Per the suggestion of A Respected Former Colleague (purely referring to him that way in case he reads this and needs a laugh; hi!), I’ve decided to do a series of posts about the movies I saw at the 2015 Tribeca Film Festival. I have to admit I’m hesitant about this, and it’s for a very stupid, arrogant reason: I didn’t like all the films I saw. And I know that many of the films shown at the fest are trying to get picked up and distributed and enjoy happy, healthy lives. And there’s an aforementioned arrogant part of me that thinks that if I post a review and someone with power just happens to read it (hi!), I’ll have a small hand in jeopardizing their chances. Of course, critics are supposed to be honest, so in that light, I’m going to stick to what I know and write about what I saw. But I wanted to get that off my chest.
El Cinco was not one of the movies I didn’t like. Ha, double negatives. I loved this movie! I’m embarrassed to say that I saw it by happenstance; I purchased a six-ticket package to the fest that only let me see movies playing Monday-Friday before 6 p.m. So my options were limited. I had five movies set and needed a sixth; I saw “soccer” in the description and “Spanish” in the language and went for it. I was half-expecting a documentary. What I got instead was the story of a beautiful young couple.

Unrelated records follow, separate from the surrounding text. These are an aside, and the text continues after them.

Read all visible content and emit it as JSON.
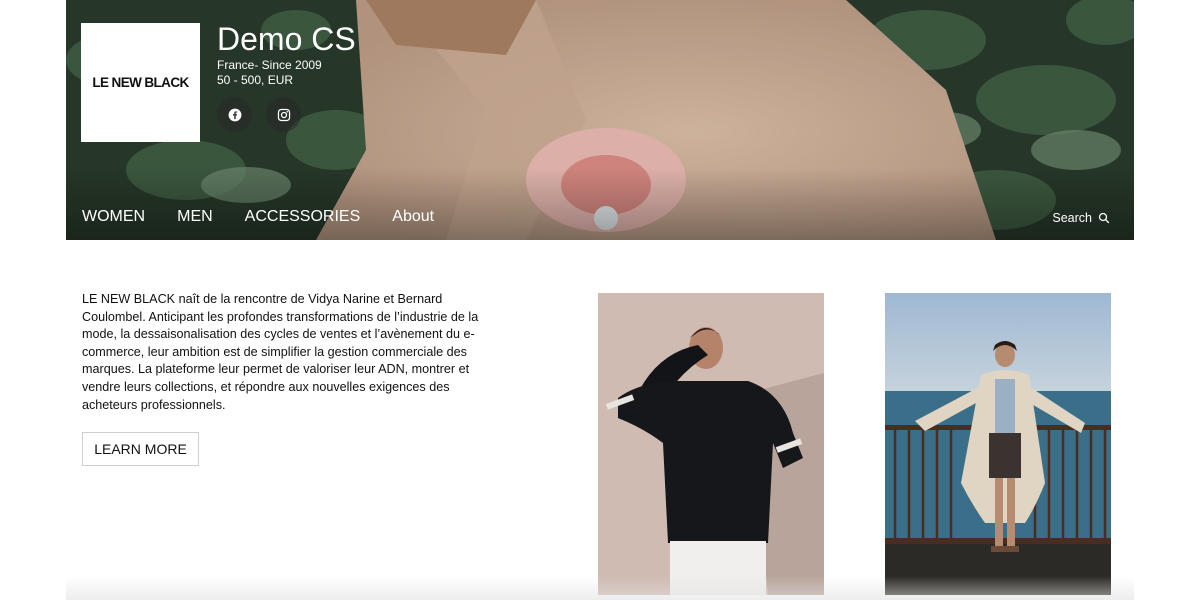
{
  "brand": {
    "logo_text": "LE NEW BLACK",
    "name": "Demo CS",
    "origin": "France- Since 2009",
    "price_range": "50 - 500, EUR"
  },
  "socials": [
    {
      "icon": "facebook-icon"
    },
    {
      "icon": "instagram-icon"
    }
  ],
  "nav": {
    "items": [
      "WOMEN",
      "MEN",
      "ACCESSORIES",
      "About"
    ],
    "search_label": "Search"
  },
  "about": {
    "text": "LE NEW BLACK naît de la rencontre de Vidya Narine et Bernard Coulombel. Anticipant les profondes transformations de l’industrie de la mode, la dessaisonalisation des cycles de ventes et l’avènement du e-commerce, leur ambition est de simplifier la gestion commerciale des marques. La plateforme leur permet de valoriser leur ADN, montrer et vendre leurs collections, et répondre aux nouvelles exigences des acheteurs professionnels.",
    "cta_label": "LEARN MORE"
  },
  "colors": {
    "nav_text": "#ffffff",
    "button_border": "#cfcfcf",
    "hero_foliage": "#2f4a33"
  }
}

Esteban Lamothe (who has a birthday tomorrow, just like me!) plays Patón, a gracefully aging star footballer who just can’t keep up with his barely twentysomething teammates anymore. And Julieta Zylberberg plays Ale, his wife, the brains and the beauty. Theirs is a simple tale of what to do next–and “next” is a situation presented to retiring athletes more quickly than the average Joe. When your whole life has been about sports, but then your body decides you’re done, what do you do? It’s a good question.
Patón has a manageable level of fame in his Argentinian town; people revere him, and even idolize him, but his club isn’t big enough for him to be a bona fide superstar. He’s also got a bit of a temper, so he’s not exactly Mr. Approachable. When he’s around Ale, he’s not a different man, though. He’s better. Their relationship is one of deep-set belief in each other, in partnership, in enjoying life. They’re practical at times, reckless at times, but they never drift far enough apart to make you doubt their connection. Their chemistry is really something to aspire to.
I really like that this film portrayed a couple that fights and is strengthened by those fights. Or, let’s call them disagreements. Perhaps it’s an American thing to assume they were fighting. Because, again, I never felt that these interactions threatened the integrity of their relationship. They were just part of the deal that they entered into when they said “I do” en español. Honesty is key in their marriage, and even when they’re acting immature, they’re centered enough to call the other on it. Patón, in particular, recognizes his academic shortcomings and owns up to his restlessness, and leans on Ale to help him figure out what to do about it. Their resulting plan isn’t anything special, though I still won’t spoil it here, because it’s not the point of the movie. The point is that they figured something out, something to do together.
Director Adrián Biniez did a wonderful job of capturing the details of their relationship, the asides that felt so natural that I’d be even more impressed if they were written into the script, the sidelong glances, the sighs, every bit of their emotional reactions to what was going on was captured beautifully. The movie actually had a Friday Night Lights feel to it, in a way. The viewer was like a fly on the wall in a story about a gorgeous man who poured his life into football and the gorgeous wife who supports him as he does it.
I hope many more people get to see this movie. We could all stand to learn a little from the Argentinians about relationships, and about starting over even after you’ve lived your dream.